The Legacy of Richard Dawkins

The biggest of the false promises of a less religious world was that everybody would be a lot more rational and less prone to superstition and other irrational behaviour as belief declined. In 2006 when Richard Dawkins’ The God Delusion was published, one could almost be forgiven for thinking this was true. With the (highly exaggerated) threat of Islamic Terrorism being the strongest example used to buttress their arguments. Not even twenty years have passed since but this time has seen a sharp decline in the amount of people professing religious faith or belief in God. Yet, it would be hard to argue that society has since become more rational in concert with this decline.

The recent withdrawal of an award given to Richard Dawkins twenty five years ago by the American Humanist Association is excellent proof of this.

This is not the first time he has fallen afoul of freethinkers for his freethinking. A decade ago he was in similar trouble for rightfully dismissing the the hysterical reaction of some purple-haired harpy to being invited to have coffee by a (no doubt) unattractive man in an elevator. This was in 2011 and this also happens to be about the time where I noticed the crowd that supposedly valued reason becoming more and more loopy. This was mostly to do with feminism and racial issues and as of writing, it has got considerably worse and is ever accelerating.

Richard Dawkins has caved every time he has been called out for things like believing in the biological reality of male and female as the Christians he’s spent most of his public life ridiculing do. Things have now come to a point where freethinkers as they were in the 90s and early 2000s look more like conservatives which they are not now and never were. This is also because conservatives (much like Dawkins), retreat whenever they’re attacked.

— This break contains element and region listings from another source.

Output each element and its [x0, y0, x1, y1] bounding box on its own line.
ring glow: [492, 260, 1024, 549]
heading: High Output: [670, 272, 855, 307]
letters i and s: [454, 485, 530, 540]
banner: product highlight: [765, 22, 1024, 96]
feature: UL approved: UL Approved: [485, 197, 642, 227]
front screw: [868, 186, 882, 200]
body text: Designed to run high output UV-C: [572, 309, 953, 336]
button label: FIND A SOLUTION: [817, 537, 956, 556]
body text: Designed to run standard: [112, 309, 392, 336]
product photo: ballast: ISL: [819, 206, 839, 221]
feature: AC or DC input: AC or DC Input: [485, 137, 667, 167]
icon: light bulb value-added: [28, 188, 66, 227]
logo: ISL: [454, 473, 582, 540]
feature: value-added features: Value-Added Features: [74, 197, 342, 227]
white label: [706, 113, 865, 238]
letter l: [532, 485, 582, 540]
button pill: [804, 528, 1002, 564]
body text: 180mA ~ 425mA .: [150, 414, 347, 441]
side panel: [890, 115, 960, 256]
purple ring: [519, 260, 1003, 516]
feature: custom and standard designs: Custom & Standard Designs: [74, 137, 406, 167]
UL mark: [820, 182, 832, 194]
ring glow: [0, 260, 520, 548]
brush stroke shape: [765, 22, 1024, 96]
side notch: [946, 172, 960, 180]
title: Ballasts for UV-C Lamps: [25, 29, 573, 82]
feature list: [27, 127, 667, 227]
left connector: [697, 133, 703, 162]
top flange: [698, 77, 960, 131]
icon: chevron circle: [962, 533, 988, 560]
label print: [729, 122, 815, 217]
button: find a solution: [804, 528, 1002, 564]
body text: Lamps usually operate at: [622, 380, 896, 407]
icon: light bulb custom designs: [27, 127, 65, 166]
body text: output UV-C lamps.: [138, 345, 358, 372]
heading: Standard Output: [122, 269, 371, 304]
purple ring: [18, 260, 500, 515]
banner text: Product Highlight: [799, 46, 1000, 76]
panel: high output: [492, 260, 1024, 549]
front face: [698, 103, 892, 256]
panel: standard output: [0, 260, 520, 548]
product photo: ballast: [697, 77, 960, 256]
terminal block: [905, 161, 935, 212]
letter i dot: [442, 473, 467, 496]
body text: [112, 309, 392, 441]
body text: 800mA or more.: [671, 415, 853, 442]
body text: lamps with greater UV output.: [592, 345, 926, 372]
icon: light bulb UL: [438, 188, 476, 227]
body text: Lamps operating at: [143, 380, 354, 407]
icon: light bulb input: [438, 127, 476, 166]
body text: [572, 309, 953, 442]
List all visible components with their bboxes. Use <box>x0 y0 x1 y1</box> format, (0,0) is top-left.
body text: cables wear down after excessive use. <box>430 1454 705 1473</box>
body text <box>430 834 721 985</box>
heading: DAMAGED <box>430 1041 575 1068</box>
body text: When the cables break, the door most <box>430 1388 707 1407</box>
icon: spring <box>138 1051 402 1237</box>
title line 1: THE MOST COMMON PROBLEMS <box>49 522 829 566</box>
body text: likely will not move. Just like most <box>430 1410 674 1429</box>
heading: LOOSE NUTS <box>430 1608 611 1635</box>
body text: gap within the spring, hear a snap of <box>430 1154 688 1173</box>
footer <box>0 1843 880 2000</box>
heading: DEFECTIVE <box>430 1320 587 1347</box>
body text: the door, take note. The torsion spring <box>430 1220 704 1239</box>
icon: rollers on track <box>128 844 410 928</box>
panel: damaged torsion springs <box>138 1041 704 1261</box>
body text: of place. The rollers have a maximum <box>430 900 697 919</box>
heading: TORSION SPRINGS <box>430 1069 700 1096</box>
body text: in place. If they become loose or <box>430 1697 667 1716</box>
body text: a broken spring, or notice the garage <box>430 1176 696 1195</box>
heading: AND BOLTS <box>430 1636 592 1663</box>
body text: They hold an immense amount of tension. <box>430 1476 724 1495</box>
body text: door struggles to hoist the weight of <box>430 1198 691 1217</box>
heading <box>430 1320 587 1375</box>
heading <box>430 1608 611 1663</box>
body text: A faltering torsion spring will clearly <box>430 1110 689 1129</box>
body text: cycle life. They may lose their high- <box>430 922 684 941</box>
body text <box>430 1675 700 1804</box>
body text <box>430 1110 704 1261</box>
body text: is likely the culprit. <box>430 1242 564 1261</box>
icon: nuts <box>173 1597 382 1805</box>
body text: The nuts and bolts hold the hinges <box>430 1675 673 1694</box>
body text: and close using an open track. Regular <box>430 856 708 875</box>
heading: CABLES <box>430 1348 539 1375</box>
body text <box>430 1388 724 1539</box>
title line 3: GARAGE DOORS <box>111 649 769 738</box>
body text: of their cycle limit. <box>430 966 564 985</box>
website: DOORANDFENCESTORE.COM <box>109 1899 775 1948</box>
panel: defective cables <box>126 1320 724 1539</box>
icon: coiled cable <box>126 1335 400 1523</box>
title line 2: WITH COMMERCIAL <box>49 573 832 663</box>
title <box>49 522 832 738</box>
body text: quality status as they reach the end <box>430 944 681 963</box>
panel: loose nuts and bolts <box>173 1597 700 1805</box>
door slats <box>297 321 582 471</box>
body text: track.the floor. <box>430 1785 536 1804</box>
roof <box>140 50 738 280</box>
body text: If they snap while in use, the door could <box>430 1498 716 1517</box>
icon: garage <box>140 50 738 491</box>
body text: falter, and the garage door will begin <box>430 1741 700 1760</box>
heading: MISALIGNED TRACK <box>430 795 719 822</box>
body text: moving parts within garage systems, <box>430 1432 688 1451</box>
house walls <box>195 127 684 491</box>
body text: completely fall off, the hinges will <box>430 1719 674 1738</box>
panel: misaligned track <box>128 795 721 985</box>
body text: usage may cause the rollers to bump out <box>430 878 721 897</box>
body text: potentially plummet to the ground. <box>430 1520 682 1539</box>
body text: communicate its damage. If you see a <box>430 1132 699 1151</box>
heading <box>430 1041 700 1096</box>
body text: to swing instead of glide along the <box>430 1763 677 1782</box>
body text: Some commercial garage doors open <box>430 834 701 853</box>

Part of this post is indeed me mocking the sad state Richard Dawkins has found himself in at the end of his life. But if he had any humility (and I genuinely hope he has some), he could perhaps view this as a mercy. It is a mercy given him that his more courageous and far more likable ally in the atheist movement never got. Christopher Hitchens died in late 2011 when the foul fruits of their labour were beginning to ripen. His own brand would have never survived the feminist scolds today and he would have found himself more and more embraced by the conservatives who held him close to their bosom while he advocated raining fire down on the Levant.

Richard Dawkins, like Hitchens, only believes in eternity in the form of a legacy and unlike Hitchens, is alive to see it unravel before his eyes. I wasn’t even aware this organisation or award existed but I’m sure he was and quite proud to receive it at the time. What is still more amusing is his apologies were considered insufficient which makes him look even more pathetic to his growing list of enemies as well as his dwindling fan base.

On the subject of his fan base, their common physiognomy is something I was unfortunately not aware of when they were at the peak of their self-righteous stridency in the early 2000s. As frumpy scold’s “awful” experience in the elevator suggests, the kind of men who go to atheist conventions are almost uniformly unattractive — their physical appearance matching neatly with their obnoxious personalities. Something the younger me really wishes he’d realised when they infested message boards fifteen years ago. None of them are what I have previously described as honest atheists.

If he has the sense to realise it, Richard Dawkins will count this as a blessing. He has enough time left as of writing to change his ways. No matter what he does, his books will not be widely read or remembered in the future. Not even the swelling masses of irreligious have much patience for those who define themselves by the emptiness of their souls. I am confident Richard Dawkins’ books will be read in the future but not by those he would have hoped would. I expect religious scholars will occasionally open the few remaining copies stored in universities in order to better refute error — not that his arguments were ever that sophisticated.

The only way Dawkins can have any lasting legacy in this world would be to give what would be an astonishing mea culpa before he passes (as he believes), into nothingness. To say he was wrong and hopefully to repent and convert to true Faith in Jesus Christ. It would be unlikely of course but it is far more likely than the future Dawkins and his faithful had in mind when they began their anti-religious crusade.